During the War, he was director of the Luftwaffe’s aeromedical institute; a Strughold staff member was acquitted at Nuremberg on the grounds that the physician’s Dachau laboratory was not the site of nefarious experiments. “Strughold had a long career at the SAM, including the recruitment of other Paperclip scientists in Germany. His background was the subject of public controversy in the United States. He denied involvements with Nazi experiments and told reporters in this country that his life had been in danger from the Nazis.
A citizen for 30 years before his death in 1986, his many honors included an American Award from the Daughters of the American Revolution. “An April 1947 intelligence report on Strughold states: ‘[H]is successful career under Hitler would seem to indicate that he must be in full accord with Nazism.’ However, Strughold’s colleagues in Germany and those with whom he had worked briefly in the United States on fellowships described him as politically indifferent or anti-Nazi. “In his application to reside in this country, he declared: ‘Further, the United States is the only country of liberty which is able to maintain this liberty and the thousand-year-old culture and western civilization, and it is my intention to support the United States in this task, which is in danger now, with all my scientific abilities and experience.’ “
In a 1952 civil service form, Strughold was asked if he had ever been a member of a fascist organization. His answer: ‘Not in my opinion.’ His references therein included the Surgeon General of the Air Force, the director of research at the Lovelace Foundation in New Mexico, and a colleague from the Mayo Clinic. In September 1948, Strughold was granted a security clearance from the Joint Intelligence Objectives Agency director, Captain Wev, who in the previous March had written to the Department of State protesting the difficulty of completing immigration procedures for Paperclip recruits.”
The second character of controversy was one who, incredibly, rose to a position of major significance within NASA. Wernher von Braun was born in Wirsitz, Germany, on March 23, 1912, and earned his bachelor’s degree at the age of twenty from the University of Berlin, where he also received his doctorate in physics in 1934. Between 1932 and 1937, von Braun was employed by the German Ordnance Department and became technical director of the Peenemuende Rocket Center in 1937, where the V-2 rocket was developed.

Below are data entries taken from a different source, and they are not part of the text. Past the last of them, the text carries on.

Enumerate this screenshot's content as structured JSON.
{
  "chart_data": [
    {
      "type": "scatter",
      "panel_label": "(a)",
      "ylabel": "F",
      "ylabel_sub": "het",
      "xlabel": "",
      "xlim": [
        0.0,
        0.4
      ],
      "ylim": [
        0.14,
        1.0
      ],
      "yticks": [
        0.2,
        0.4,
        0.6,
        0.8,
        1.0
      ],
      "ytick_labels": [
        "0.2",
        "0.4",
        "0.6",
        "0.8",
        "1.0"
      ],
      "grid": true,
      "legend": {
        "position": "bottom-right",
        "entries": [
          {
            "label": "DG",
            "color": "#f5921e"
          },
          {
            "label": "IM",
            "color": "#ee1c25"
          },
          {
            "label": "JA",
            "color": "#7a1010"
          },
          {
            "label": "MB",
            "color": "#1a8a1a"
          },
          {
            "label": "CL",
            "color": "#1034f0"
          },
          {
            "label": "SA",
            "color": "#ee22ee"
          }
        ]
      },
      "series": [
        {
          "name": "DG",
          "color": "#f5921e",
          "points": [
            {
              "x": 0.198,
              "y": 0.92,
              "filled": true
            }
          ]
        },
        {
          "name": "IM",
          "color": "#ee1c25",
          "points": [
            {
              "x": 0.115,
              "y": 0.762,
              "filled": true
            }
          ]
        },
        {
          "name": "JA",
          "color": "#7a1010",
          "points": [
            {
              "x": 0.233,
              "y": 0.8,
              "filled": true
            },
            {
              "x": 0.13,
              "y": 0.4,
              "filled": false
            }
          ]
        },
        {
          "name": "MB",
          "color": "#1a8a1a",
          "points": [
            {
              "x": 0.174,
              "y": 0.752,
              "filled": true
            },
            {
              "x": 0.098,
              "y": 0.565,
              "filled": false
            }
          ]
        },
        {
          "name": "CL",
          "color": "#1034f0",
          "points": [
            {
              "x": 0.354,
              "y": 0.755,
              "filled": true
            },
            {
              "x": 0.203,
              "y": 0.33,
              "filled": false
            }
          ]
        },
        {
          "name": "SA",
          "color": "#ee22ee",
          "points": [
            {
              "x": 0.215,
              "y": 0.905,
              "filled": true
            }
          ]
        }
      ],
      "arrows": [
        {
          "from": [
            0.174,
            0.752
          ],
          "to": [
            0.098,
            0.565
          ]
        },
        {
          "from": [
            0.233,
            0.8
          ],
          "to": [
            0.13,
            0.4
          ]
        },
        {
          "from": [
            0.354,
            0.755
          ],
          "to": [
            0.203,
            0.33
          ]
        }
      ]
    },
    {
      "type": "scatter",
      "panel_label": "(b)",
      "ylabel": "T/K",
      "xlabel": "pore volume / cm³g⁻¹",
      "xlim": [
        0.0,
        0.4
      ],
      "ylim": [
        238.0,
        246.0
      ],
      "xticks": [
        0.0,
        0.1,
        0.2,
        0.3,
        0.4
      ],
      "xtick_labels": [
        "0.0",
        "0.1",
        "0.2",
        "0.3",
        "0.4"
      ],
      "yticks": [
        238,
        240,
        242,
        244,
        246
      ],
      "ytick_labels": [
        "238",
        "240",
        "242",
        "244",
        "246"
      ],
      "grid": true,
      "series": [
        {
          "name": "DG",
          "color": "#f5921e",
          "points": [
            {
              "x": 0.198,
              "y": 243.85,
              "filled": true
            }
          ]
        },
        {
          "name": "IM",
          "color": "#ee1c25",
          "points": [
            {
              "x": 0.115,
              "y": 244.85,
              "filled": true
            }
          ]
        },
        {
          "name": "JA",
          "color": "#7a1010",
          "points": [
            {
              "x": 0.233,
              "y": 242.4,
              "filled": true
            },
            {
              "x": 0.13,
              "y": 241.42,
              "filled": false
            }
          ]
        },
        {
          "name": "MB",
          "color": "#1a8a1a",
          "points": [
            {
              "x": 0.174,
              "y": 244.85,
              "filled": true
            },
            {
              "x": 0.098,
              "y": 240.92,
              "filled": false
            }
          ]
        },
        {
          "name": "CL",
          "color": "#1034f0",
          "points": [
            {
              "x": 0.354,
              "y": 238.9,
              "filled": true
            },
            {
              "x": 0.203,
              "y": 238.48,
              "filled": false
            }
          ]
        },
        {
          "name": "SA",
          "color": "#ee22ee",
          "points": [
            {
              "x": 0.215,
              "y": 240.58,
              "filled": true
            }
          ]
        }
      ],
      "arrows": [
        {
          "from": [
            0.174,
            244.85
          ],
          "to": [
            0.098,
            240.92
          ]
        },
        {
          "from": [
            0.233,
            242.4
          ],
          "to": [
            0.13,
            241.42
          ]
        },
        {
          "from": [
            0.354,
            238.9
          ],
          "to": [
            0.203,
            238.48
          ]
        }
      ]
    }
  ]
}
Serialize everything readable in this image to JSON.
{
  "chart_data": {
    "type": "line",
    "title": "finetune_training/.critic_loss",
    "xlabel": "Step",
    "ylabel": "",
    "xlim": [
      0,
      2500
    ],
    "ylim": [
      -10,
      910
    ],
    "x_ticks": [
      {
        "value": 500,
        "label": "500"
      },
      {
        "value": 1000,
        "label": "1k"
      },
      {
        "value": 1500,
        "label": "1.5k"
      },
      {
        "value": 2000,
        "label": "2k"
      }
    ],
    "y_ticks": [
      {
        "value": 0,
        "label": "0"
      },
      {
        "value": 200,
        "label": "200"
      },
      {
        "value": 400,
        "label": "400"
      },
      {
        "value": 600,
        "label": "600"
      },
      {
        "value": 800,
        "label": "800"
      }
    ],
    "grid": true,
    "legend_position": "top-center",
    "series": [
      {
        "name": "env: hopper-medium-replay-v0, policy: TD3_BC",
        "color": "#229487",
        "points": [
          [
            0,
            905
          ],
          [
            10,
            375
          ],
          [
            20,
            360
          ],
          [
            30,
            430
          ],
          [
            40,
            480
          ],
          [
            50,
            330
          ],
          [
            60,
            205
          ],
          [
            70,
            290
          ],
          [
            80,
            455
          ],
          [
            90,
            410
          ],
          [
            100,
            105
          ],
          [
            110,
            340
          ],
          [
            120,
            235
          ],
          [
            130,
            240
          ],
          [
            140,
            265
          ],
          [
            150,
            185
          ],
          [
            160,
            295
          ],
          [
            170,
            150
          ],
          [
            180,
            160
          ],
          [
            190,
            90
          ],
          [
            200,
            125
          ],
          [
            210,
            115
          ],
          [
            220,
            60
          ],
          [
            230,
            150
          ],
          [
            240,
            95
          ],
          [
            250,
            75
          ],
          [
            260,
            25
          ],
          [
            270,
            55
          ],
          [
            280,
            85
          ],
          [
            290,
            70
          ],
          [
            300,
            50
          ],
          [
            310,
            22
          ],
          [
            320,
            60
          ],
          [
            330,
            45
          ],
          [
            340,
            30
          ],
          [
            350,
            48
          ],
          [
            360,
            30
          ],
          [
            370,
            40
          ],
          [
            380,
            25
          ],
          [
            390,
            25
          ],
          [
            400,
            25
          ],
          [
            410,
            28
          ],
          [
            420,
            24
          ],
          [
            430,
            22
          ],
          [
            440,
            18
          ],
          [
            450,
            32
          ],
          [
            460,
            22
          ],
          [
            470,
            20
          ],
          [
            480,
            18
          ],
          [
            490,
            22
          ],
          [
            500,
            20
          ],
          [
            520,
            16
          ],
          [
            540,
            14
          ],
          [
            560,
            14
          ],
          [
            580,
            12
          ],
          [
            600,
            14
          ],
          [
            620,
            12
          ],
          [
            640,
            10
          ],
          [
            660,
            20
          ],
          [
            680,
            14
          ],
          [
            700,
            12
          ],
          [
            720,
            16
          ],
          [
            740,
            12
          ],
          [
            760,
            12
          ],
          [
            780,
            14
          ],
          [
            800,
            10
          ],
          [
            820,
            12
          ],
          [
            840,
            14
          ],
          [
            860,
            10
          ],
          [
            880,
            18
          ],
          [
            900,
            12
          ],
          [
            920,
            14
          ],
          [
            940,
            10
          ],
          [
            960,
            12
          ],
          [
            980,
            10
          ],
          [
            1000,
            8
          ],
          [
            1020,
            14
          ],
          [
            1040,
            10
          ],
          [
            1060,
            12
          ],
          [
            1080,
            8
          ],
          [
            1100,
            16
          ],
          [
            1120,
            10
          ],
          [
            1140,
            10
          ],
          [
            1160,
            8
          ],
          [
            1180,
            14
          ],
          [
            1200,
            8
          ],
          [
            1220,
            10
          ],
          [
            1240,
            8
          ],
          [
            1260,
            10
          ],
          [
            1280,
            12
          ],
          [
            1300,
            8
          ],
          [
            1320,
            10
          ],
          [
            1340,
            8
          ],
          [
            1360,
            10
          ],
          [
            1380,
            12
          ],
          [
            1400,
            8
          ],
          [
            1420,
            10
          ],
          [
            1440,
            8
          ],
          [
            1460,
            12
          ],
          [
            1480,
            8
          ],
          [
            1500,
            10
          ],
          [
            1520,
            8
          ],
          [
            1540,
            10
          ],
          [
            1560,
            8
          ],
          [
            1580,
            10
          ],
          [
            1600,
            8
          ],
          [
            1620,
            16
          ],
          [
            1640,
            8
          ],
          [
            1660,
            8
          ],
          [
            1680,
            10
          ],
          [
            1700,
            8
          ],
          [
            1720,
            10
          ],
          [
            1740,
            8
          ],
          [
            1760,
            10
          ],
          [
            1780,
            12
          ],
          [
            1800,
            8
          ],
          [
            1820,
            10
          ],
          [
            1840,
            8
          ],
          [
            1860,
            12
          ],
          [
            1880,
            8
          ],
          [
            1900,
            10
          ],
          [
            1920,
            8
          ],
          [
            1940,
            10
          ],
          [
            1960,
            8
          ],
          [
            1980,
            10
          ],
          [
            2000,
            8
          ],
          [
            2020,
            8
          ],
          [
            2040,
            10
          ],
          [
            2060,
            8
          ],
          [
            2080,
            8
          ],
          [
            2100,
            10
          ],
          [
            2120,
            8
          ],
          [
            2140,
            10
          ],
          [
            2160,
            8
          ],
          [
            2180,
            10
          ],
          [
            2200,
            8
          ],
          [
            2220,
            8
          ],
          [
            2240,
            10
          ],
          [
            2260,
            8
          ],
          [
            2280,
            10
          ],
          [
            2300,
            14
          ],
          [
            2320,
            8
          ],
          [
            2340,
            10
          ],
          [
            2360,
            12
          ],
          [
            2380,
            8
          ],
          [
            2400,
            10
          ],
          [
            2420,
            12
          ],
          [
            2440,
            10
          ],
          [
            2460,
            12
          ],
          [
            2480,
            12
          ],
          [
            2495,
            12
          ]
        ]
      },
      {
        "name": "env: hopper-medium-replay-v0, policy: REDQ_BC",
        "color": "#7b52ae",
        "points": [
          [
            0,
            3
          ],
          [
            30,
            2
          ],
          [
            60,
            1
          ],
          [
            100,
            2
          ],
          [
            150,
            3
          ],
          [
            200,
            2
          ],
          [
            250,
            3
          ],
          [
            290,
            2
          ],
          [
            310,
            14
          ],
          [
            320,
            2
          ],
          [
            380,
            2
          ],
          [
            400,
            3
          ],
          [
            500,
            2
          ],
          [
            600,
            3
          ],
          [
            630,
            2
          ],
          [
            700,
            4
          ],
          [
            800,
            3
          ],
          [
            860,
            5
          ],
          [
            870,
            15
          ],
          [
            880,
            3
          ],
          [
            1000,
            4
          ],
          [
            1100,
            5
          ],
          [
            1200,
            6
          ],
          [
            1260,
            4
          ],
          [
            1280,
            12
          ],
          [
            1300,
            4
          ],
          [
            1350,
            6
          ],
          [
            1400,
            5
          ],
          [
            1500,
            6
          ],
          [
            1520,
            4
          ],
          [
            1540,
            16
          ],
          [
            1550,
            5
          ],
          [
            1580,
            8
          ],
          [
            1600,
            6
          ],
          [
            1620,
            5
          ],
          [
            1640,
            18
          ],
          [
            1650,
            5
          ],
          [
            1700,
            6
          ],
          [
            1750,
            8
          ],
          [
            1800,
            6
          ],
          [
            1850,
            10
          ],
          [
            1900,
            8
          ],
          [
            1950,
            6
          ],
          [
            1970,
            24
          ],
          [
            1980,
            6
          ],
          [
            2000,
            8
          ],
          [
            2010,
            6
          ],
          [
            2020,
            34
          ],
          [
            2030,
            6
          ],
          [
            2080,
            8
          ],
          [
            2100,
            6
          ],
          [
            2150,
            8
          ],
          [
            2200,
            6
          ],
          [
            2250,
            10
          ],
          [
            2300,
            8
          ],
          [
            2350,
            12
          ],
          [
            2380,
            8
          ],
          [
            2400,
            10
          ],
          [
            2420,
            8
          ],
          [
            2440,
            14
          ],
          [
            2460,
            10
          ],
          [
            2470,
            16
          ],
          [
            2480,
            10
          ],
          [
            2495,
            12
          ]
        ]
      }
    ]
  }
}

Von Braun came to the United States in September 1945 under contract with the Army Ordnance Corps as part of Operation Paperclip and worked on high-altitude firings of captured V-2 rockets at the White Sands Proving Ground until he became project director of the Ordnance Research and Development Division Sub-Office at Fort Bliss, Texas. On October 28, 1949, the secretary of the Army approved the transfer of the Fort Bliss group to Redstone Arsenal, and after his arrival in Huntsville in April 1950, von Braun was appointed director of development operations.